A high percentage of senior-level positions in biotech are filled from outside the company. The preference tends to be for an individual with a strong history of large pharmaceutical company experience.

This criteria can make recruiting more difficult for several reasons. In many cases, biotechs can’t compete with the salaries and yearly bonuses that these prospects have. The housing markets in San Francisco and Boston often make relocation difficult from other parts of the country. Pharmaceutical employees aren’t always willing to undertake some of the risks involved in working for a biotech company, especially for those that don’t have deep financial resources.

Another costly problem that is facing biotechs is the trend for executives recruited from outside the company to leave the company 18 to 24 months after being hired. They often don’t feel the same connection to a company as someone who has been trained and promoted from within.

Let’s say it takes about a year to find the person and costs more than $100,000 in retained executive search fees, and then add sign-on bonuses and relocation expenses. Maybe it takes the newly hired executive four to six months to get to know the company and the employees and to get up to speed. Add expenses for the conferences he or she will attend and all the other benefits.

A significant investment has been made for someone who may leave in a relatively short period of time. Don’t forget that the position may have been open for a year prior to that.

So what happens when the search has to be conducted again? It is often treated as a new search, and the long hiring process starts all over again.

Not surprisingly during these times with hiring freezes and budget cuts, there may be a tendency to put the search on hold indefinitely, creating more uncertainty about the state of the department or group.

Because senior-level positions are difficult to recruit for, there must be more strategic planning in place to cut the time to fill those openings, whether it is to develop more talent internally or to identify qualified outsiders faster. The lack of planning is, to a large extent, attributable to a lack of criteria defining what constitutes talent based on expected goals for the position.

For example, senior-level positions in business development are some of the most difficult positions to fill. A majority of biotech companies insist on hiring a strong scientist with an MBA from an elite business school with a history working for large pharmaceutical companies. Many are inflexible, requiring the candidate to have a scientific background and strong publication record even for business development positions.

This rigidity has proved costly for companies who choose to keep the position open for an extended period of time.

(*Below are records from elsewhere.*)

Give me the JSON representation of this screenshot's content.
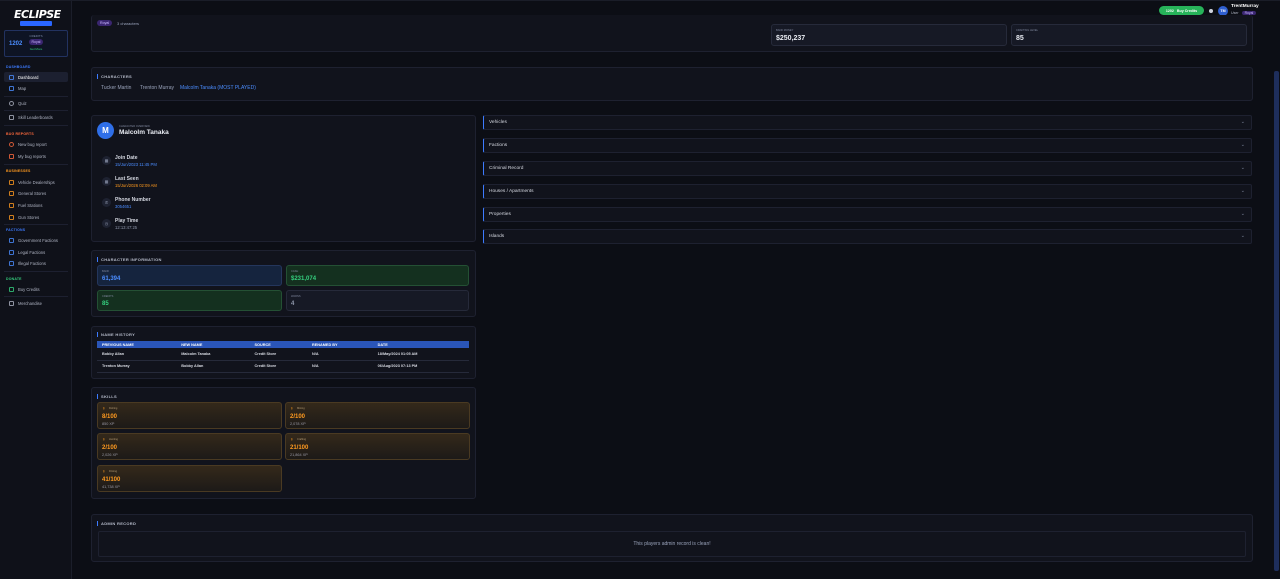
{
  "brand": {
    "logo_text": "ECLIPSE"
  },
  "sidebar": {
    "credits": {
      "label": "CREDITS",
      "value": "1202",
      "badge": "Royal",
      "status": "Get More"
    },
    "sections": [
      {
        "title": "DASHBOARD",
        "color": "#3d7bff"
      },
      {
        "title": "BUG REPORTS",
        "color": "#ff6a3d"
      },
      {
        "title": "BUSINESSES",
        "color": "#ff9a1f"
      },
      {
        "title": "FACTIONS",
        "color": "#3d7bff"
      },
      {
        "title": "DONATE",
        "color": "#35d07f"
      }
    ],
    "items": [
      {
        "label": "Dashboard",
        "icon": "grid-icon",
        "color": "#4b8dff"
      },
      {
        "label": "Map",
        "icon": "map-icon",
        "color": "#4b8dff"
      },
      {
        "label": "Quiz",
        "icon": "question-icon",
        "color": "#9aa3bb"
      },
      {
        "label": "Skill Leaderboards",
        "icon": "trophy-icon",
        "color": "#9aa3bb"
      },
      {
        "label": "New bug report",
        "icon": "bug-icon",
        "color": "#ff6a3d"
      },
      {
        "label": "My bug reports",
        "icon": "list-icon",
        "color": "#ff6a3d"
      },
      {
        "label": "Vehicle Dealerships",
        "icon": "car-icon",
        "color": "#ff9a1f"
      },
      {
        "label": "General Stores",
        "icon": "store-icon",
        "color": "#ff9a1f"
      },
      {
        "label": "Fuel Stations",
        "icon": "fuel-icon",
        "color": "#ff9a1f"
      },
      {
        "label": "Gun Stores",
        "icon": "gun-icon",
        "color": "#ff9a1f"
      },
      {
        "label": "Government Factions",
        "icon": "building-icon",
        "color": "#4b8dff"
      },
      {
        "label": "Legal Factions",
        "icon": "scale-icon",
        "color": "#4b8dff"
      },
      {
        "label": "Illegal Factions",
        "icon": "mask-icon",
        "color": "#4b8dff"
      },
      {
        "label": "Buy Credits",
        "icon": "card-icon",
        "color": "#35d07f"
      },
      {
        "label": "Merchandise",
        "icon": "cart-icon",
        "color": "#9aa3bb"
      }
    ]
  },
  "topbar": {
    "buy_credits": "Buy Credits",
    "buy_credits_pill": "1202",
    "avatar_initials": "TM",
    "username": "TrentMurray",
    "role": "User",
    "role_badge": "Royal"
  },
  "header": {
    "badge": "Royal",
    "characters_count": "3 characters",
    "cards": [
      {
        "label": "BANK MONEY",
        "value": "$250,237"
      },
      {
        "label": "CRAFTING LEVEL",
        "value": "85"
      }
    ]
  },
  "characters": {
    "title": "CHARACTERS",
    "tabs": [
      "Tucker Martin",
      "Trenton Murray",
      "Malcolm Tanaka (MOST PLAYED)"
    ]
  },
  "profile": {
    "initial": "M",
    "subtitle": "CHARACTER OVERVIEW",
    "name": "Malcolm Tanaka",
    "rows": [
      {
        "key": "Join Date",
        "value": "15/Jun/2023 11:45 PM",
        "color": "#4b8dff"
      },
      {
        "key": "Last Seen",
        "value": "15/Jun/2026 02:09 AM",
        "color": "#ff9a1f"
      },
      {
        "key": "Phone Number",
        "value": "3054651",
        "color": "#4b8dff"
      },
      {
        "key": "Play Time",
        "value": "12:13:47:25",
        "color": "#8f97ab"
      }
    ]
  },
  "char_info": {
    "title": "CHARACTER INFORMATION",
    "cards": [
      {
        "label": "BANK",
        "value": "61,394",
        "color": "#4b8dff"
      },
      {
        "label": "CASH",
        "value": "$231,074",
        "color": "#35d07f"
      },
      {
        "label": "CREDITS",
        "value": "85",
        "color": "#35d07f"
      },
      {
        "label": "WARNS",
        "value": "4",
        "color": "#8f97ab"
      }
    ]
  },
  "name_history": {
    "title": "NAME HISTORY",
    "headers": [
      "PREVIOUS NAME",
      "NEW NAME",
      "SOURCE",
      "RENAMED BY",
      "DATE"
    ],
    "rows": [
      [
        "Bobby Allan",
        "Malcolm Tanaka",
        "Credit Store",
        "N/A",
        "18/May/2024 01:05 AM"
      ],
      [
        "Trenton Murray",
        "Bobby Allan",
        "Credit Store",
        "N/A",
        "06/Aug/2023 07:13 PM"
      ]
    ]
  },
  "skills": {
    "title": "SKILLS",
    "items": [
      {
        "name": "Fishing",
        "level": "8/100",
        "xp": "850 XP"
      },
      {
        "name": "Mining",
        "level": "2/100",
        "xp": "2,078 XP"
      },
      {
        "name": "Hunting",
        "level": "2/100",
        "xp": "2,026 XP"
      },
      {
        "name": "Crafting",
        "level": "21/100",
        "xp": "21,864 XP"
      },
      {
        "name": "Driving",
        "level": "41/100",
        "xp": "41,738 XP"
      }
    ]
  },
  "accordions": [
    "Vehicles",
    "Factions",
    "Criminal Record",
    "Houses / Apartments",
    "Properties",
    "Islands"
  ],
  "admin": {
    "title": "ADMIN RECORD",
    "message": "This players admin record is clean!"
  }
}
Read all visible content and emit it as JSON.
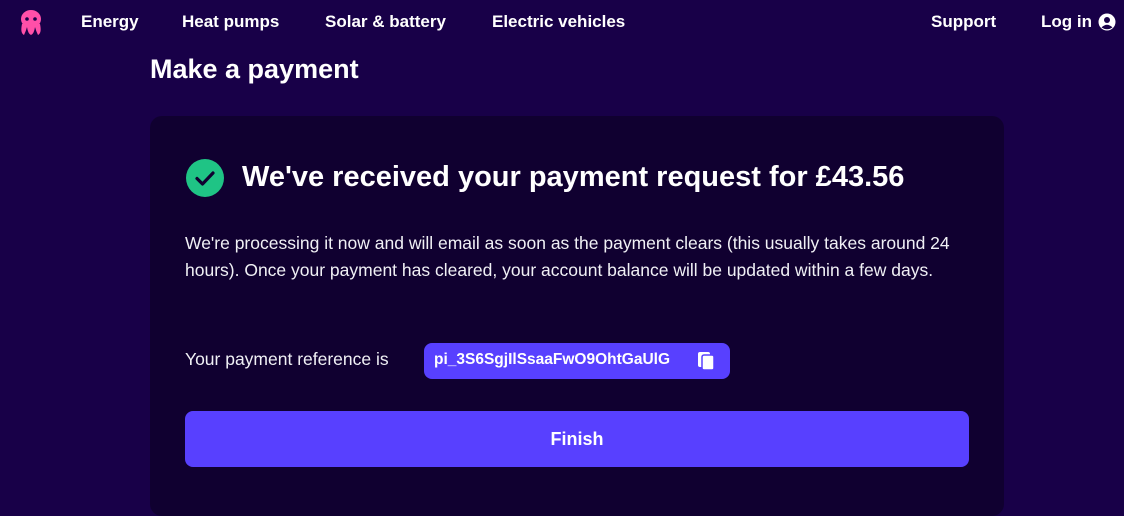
{
  "nav": {
    "logo_icon": "octopus-logo-icon",
    "links": [
      "Energy",
      "Heat pumps",
      "Solar & battery",
      "Electric vehicles"
    ],
    "support": "Support",
    "login": "Log in",
    "login_icon": "user-circle-icon"
  },
  "page": {
    "title": "Make a payment"
  },
  "confirmation": {
    "icon": "check-circle-icon",
    "heading": "We've received your payment request for £43.56",
    "body": "We're processing it now and will email as soon as the payment clears (this usually takes around 24 hours). Once your payment has cleared, your account balance will be updated within a few days.",
    "reference_label": "Your payment reference is",
    "reference_code": "pi_3S6SgjIlSsaaFwO9OhtGaUlG",
    "copy_icon": "copy-icon",
    "finish_label": "Finish"
  },
  "colors": {
    "background": "#180048",
    "card": "#100030",
    "accent": "#5840ff",
    "success": "#1fc485",
    "logo": "#ff4fa8"
  }
}
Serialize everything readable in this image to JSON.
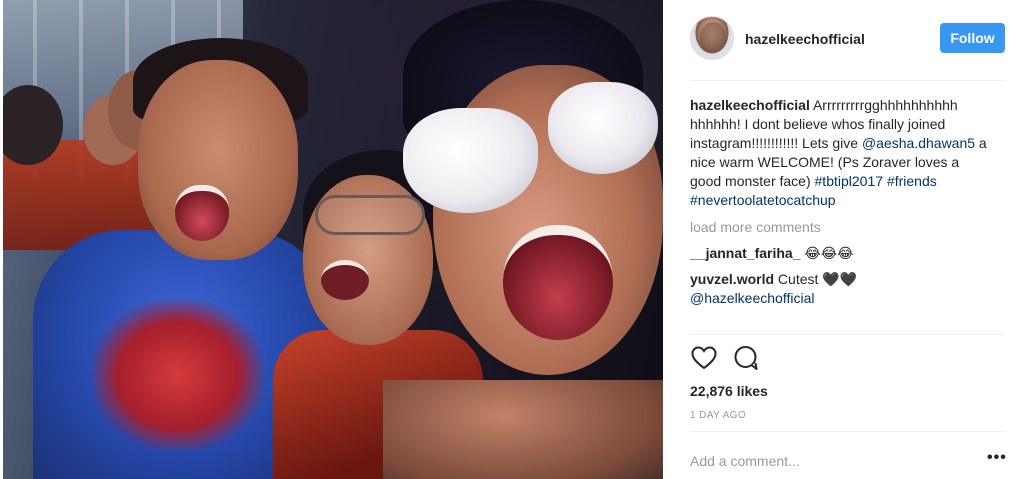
{
  "post": {
    "username": "hazelkeechofficial",
    "follow_label": "Follow",
    "caption": {
      "username": "hazelkeechofficial",
      "text_1": " Arrrrrrrrrgghhhhhhhhhh hhhhhh! I dont believe whos finally joined instagram!!!!!!!!!!!! Lets give ",
      "mention": "@aesha.dhawan5",
      "text_2": " a nice warm WELCOME! (Ps Zoraver loves a good monster face) ",
      "hashtag_1": "#tbtipl2017",
      "hashtag_2": "#friends",
      "hashtag_3": "#nevertoolatetocatchup"
    },
    "load_more": "load more comments",
    "comments": [
      {
        "username": "__jannat_fariha_",
        "text": " 😂😂😂",
        "mention": ""
      },
      {
        "username": "yuvzel.world",
        "text": " Cutest 🖤🖤",
        "mention": "@hazelkeechofficial"
      }
    ],
    "likes": "22,876 likes",
    "time": "1 DAY AGO",
    "add_comment_placeholder": "Add a comment...",
    "more_options": "•••"
  },
  "icons": {
    "like": "heart-icon",
    "comment": "comment-icon",
    "more": "more-options-icon"
  },
  "colors": {
    "follow_button": "#3897f0",
    "link": "#003569",
    "muted": "#999999"
  }
}
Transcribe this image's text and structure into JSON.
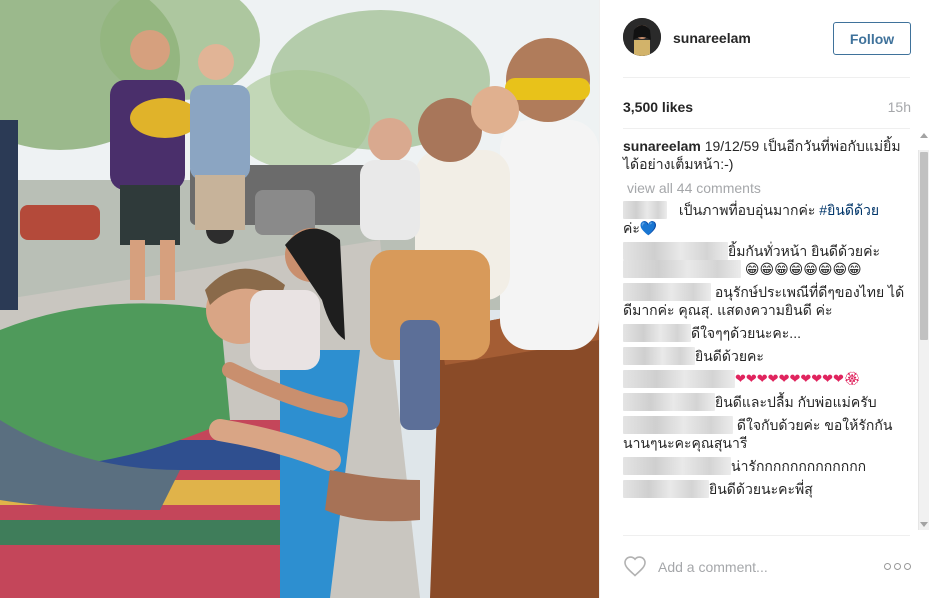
{
  "post": {
    "username": "sunareelam",
    "follow_label": "Follow",
    "likes": "3,500 likes",
    "time": "15h",
    "caption_user": "sunareelam",
    "caption_text": " 19/12/59 เป็นอีกวันที่พ่อกับแม่ยิ้มได้อย่างเต็มหน้า:-)",
    "view_all": "view all 44 comments",
    "add_comment_placeholder": "Add a comment..."
  },
  "comments": [
    {
      "text": "เป็นภาพที่อบอุ่นมากค่ะ ",
      "hashtag": "#ยินดีด้วย",
      "text2": "ค่ะ💙"
    },
    {
      "text": "ยิ้มกันทั่วหน้า ยินดีด้วยค่ะ",
      "emoji": "😁😁😁😁😁😁😁😁"
    },
    {
      "text": "อนุรักษ์ประเพณีที่ดีๆของไทย ได้ดีมากค่ะ คุณสุ. แสดงความยินดี ค่ะ"
    },
    {
      "text": "ดีใจๆๆด้วยนะคะ..."
    },
    {
      "text": "ยินดีด้วยคะ"
    },
    {
      "text": "❤❤❤❤❤❤❤❤❤❤🏵"
    },
    {
      "text": "ยินดีและปลื้ม กับพ่อแม่ครับ"
    },
    {
      "text": "ดีใจกับด้วยค่ะ ขอให้รักกันนานๆนะคะคุณสุนารี"
    },
    {
      "text": "น่ารักกกกกกกกกกกกก"
    },
    {
      "text": "ยินดีด้วยนะคะพี่สุ"
    }
  ],
  "colors": {
    "follow": "#3f729b",
    "hashtag": "#003569",
    "muted": "#a5a7aa",
    "text": "#262626"
  },
  "icons": [
    "heart-icon",
    "more-options-icon"
  ]
}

Some companies have decided that they would prefer to leave the position open rather than hire someone with a proven business record in another industry and a demonstrated capacity to understand enough of the science to put deals together.

However, other biotech and pharmaceutical companies have had the vision to look for other sorts of criteria to define talent.

An example of a successful biotech executive who may not have originally fit the bill is Steve Holtzman, CEO of Infinity Pharmaceuticals and former chief business officer of Millennium Pharmaceuticals.

Holtzman doesn’t have the traditional scientific background; in fact, he was a philosophy major in college. He is probably most well-known among executive search firms for some of the work he did putting together record-breaking business collaborations with pharmaceutical companies during his tenure at Millennium.

His new company, Infinity, raised $70 million in venture capital funding over the summer.

Ray Gilmartin, the CEO of pharmaceutical giant Merck, discussed his own lack of a traditional science background in the book Lessons From The Top by Thomas Neff and James Citrin. He had no direct pharmaceutical experience. He attributes much of his success to his ability to build a great team and to exploit the talents of others. He said that his most important skill is selecting the right people for the job.

The question remains: What is the impact for biotech companies that don’t have a process in place to fill positions efficiently?

That is difficult to predict, but an Amgen executive told an interesting story in the book The War for Talent, based on the study of the same name by McKinsey & Co. Years ago, Amgen beat the competition for anemia drug Epogen’s patent by just a few days. A team of dedicated scientists worked around the clock on it. Today Epogen is a blockbuster drug and its lifetime value is estimated at $50 billion.